Some policies may indirectly affect violence. For instance, government policy is turning towards controlling the availability of alcohol to reduce violence and injuries. Research into understanding the relationship between alcohol and violence, which will drive an appropriate, integrated and comprehensive alcohol policy, is desperately needed. Similarly, careful thought must be given to the control and policing of illegal substances, as the illicit economy is a driver of violence. Evidence suggests that law enforcement interventions to disrupt drug markets are unlikely to reduce drug-related violence and instead result in higher gun violence and higher homicide rates.61 Another government policy needing ongoing monitoring and evaluation is the Firearms Control Act (No. 60 of 2000). Since its implementation in 2004, firearm-related deaths have decreased, but whether this is clearly linked to the new policy needs further investigation.
Conclusion
This is a complex research agenda, within which are strands that might be considered ‘meta-questions’ that cannot rely solely on health professionals. Health professionals from several specialties all have a role to play in carrying out a comprehensive research agenda for violence prevention in South Africa. But the complex research problems that violence presents demand inter-disciplinary collaboration by the full range of social and human scientists: economists, educationalists, psychologists, sociologists, anthropologists, etc. Only in working together can these problems be sufficiently well understood and effective interventions developed.

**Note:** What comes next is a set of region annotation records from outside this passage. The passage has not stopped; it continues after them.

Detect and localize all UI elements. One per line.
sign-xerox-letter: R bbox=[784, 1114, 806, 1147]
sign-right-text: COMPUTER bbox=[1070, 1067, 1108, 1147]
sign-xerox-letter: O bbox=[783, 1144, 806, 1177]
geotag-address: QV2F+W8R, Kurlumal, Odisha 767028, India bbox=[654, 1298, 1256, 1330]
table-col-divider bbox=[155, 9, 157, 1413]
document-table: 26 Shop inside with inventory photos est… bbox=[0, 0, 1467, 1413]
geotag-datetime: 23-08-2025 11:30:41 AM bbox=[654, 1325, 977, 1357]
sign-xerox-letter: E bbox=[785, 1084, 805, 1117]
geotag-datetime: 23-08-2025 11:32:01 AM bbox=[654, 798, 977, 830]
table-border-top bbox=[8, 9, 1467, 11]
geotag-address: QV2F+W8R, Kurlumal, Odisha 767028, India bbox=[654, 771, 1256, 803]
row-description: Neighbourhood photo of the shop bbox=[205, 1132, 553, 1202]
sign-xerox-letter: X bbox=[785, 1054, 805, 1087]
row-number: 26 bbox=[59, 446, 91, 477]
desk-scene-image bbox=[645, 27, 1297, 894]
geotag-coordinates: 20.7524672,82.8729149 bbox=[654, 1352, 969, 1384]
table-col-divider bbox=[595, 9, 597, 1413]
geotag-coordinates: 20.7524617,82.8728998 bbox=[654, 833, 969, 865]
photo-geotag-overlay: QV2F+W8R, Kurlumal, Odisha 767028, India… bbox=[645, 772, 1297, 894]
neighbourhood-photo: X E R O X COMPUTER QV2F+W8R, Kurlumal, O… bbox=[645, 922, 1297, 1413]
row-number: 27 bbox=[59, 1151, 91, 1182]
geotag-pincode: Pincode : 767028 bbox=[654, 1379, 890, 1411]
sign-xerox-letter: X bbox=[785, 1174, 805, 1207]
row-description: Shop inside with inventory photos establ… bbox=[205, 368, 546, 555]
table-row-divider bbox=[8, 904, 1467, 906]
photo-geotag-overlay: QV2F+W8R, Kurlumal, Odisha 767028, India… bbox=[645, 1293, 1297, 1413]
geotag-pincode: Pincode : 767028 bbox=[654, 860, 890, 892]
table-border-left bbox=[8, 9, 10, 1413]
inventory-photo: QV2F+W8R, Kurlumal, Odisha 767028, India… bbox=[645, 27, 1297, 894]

Research to understand violence better might take several forms, e.g. understanding ‘norms’ of violence and how they link several drivers of violence, or understanding factors that influence child development for good or for ill. Intervention research may evaluate interventions and assess efficacy and effectiveness; and once effectiveness has been established, understanding how the intervention might be scaled up and retain that effectiveness. Related questions concern effective implementation of programmes in our poorly resourced settings, e.g. nurse home visitation programmes for the first 2 years of life in the USA reduce later youth violence, but rely on trained, expensive nurses.62 Can such programmes retain their effectiveness if community health workers are employed instead of nurses?
This paper therefore lays out a comprehensive agenda for understanding violence and promoting safety in South Africa. There are many questions about violence that are as yet unanswered, and there are key roles for many different disciplines in answering them.
Author note. This paper grew out of discussions among the authors.
C Ward led the discussions and writing of the paper; all others
contributed equally, and authorship is given in alphabetical order to
reflect the equality of contribution.
Financial support. The University of Cape Town’s Vice-Chancellor’s Strategic Fund.
Conflicts of interest. All authors confirm no potential conflicts of interest.